At the Amref–GSK roundtable, hosted in the Blue Earth Forum during London Climate Action Week, we brought together government, private sector, civil society leaders from across human, animal and environmental health sectors to discuss what we are seeing working, what barriers to progress we’re encountering and the next steps we need to take to cement joint action for One Health progress.
1. Financing for integration, not fragmentation
Current funding structures are a major barrier. Siloed streams make it difficult to design programmes that cut across climate and health, despite their deep interconnection.
Around the table, there was a strong call for co-funding models between governments, philanthropy and the private sector, alongside better framing of proposals to align with funders’ priorities. Crucially, demonstrating economic value, including the cost of inaction, is essential to unlocking investment at scale.
2. Community and NGO leadership is non-negotiable
Solutions must be grounded in local realities. NGOs and communities are best positioned to identify needs, co-design interventions and build trust.
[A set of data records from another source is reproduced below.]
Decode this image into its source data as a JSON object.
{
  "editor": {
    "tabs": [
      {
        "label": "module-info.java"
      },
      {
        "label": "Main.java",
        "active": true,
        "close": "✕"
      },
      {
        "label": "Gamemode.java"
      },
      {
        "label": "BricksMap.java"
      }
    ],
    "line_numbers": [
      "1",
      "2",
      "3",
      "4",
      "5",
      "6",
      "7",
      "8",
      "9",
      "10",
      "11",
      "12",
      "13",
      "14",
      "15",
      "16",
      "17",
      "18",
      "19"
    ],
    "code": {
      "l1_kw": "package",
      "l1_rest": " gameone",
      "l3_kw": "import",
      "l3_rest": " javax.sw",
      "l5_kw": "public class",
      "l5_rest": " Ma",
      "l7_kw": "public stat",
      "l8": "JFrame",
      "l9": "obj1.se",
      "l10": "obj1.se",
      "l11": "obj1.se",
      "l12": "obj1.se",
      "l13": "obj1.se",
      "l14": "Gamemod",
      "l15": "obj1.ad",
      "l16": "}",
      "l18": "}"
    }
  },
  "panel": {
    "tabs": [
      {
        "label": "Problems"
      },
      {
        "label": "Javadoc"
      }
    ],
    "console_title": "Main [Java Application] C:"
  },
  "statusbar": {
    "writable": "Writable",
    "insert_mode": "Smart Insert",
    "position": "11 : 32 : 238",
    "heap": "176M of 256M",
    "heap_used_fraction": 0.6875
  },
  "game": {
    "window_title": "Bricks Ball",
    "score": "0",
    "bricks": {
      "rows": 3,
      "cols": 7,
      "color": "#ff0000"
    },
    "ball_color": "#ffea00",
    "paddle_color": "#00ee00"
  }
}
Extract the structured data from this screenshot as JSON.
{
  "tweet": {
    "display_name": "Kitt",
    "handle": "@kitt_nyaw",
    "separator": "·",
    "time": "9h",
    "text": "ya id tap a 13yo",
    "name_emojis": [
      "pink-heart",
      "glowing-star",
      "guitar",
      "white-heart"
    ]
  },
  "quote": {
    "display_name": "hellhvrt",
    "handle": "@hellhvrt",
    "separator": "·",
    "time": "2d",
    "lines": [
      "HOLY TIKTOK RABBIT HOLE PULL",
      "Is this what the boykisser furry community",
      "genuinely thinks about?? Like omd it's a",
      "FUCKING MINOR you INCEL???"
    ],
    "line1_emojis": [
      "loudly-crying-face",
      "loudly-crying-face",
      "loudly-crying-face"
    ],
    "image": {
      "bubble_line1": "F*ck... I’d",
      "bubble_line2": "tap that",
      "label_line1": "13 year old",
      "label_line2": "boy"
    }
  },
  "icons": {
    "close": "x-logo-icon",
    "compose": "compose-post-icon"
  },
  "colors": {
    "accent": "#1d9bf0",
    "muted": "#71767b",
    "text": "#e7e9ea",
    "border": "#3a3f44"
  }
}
Participants acknowledged that prevention must be the focus, but that there is a persistent challenge of proving the short-term value of these programmes. Elevating community-led models, and ensuring they shape both programme design and policy, was seen as a critical shift.
3. Data and evidence must be relevant, shared and actionable
While evidence is central to making the case for integrated approaches, roundtable discussions stressed that not all data is equally useful.
What is needed is shared, cross-sector data that reflects real-world complexity and supports joint decision-making. Participants highlighted the need for common indicators, better integration of climate and health datasets, and clearer communication of findings to policymakers and funders.
Ultimately, there is existing data that we know can help us understand the climate and health nexus. If shared and integrated, this can tell us a holistic story on which we can better plan and act.
4. Co-creation can unlock scalable models
The roundtable emphasised the importance of designing integrated “test cases” through collaboration between NGOs, funders and governments.
Rather than top-down policy dictating action, participants advocated a dual approach: bottom-up innovation informing policy, and policy enabling scale. Demonstration projects were seen as a powerful way to generate the evidence and confidence needed for broader adoption.
5. Strong, central governance accelerates progress
Fragmented ownership across sectors continues to slow implementation.
Successful examples, such as Senegal’s One Health approach, show that progress is faster when leadership is centrally coordinated—often from within or mandated by the President’s office—rather than confined to a single ministry. Shared accountability, political leadership and visible champions were all identified as critical enablers.
From policy to practice
The discussion highlighted meaningful implementation as the priority, shifting from developing frameworks to putting them into practice.
With climate change, the rising threat of antimicrobial resistance (AMR) and health outcomes increasingly intertwined, the opportunity now lies in aligning finance, data, governance and community leadership behind genuinely integrated solutions.
The challenge and the urgency is turning consensus into action.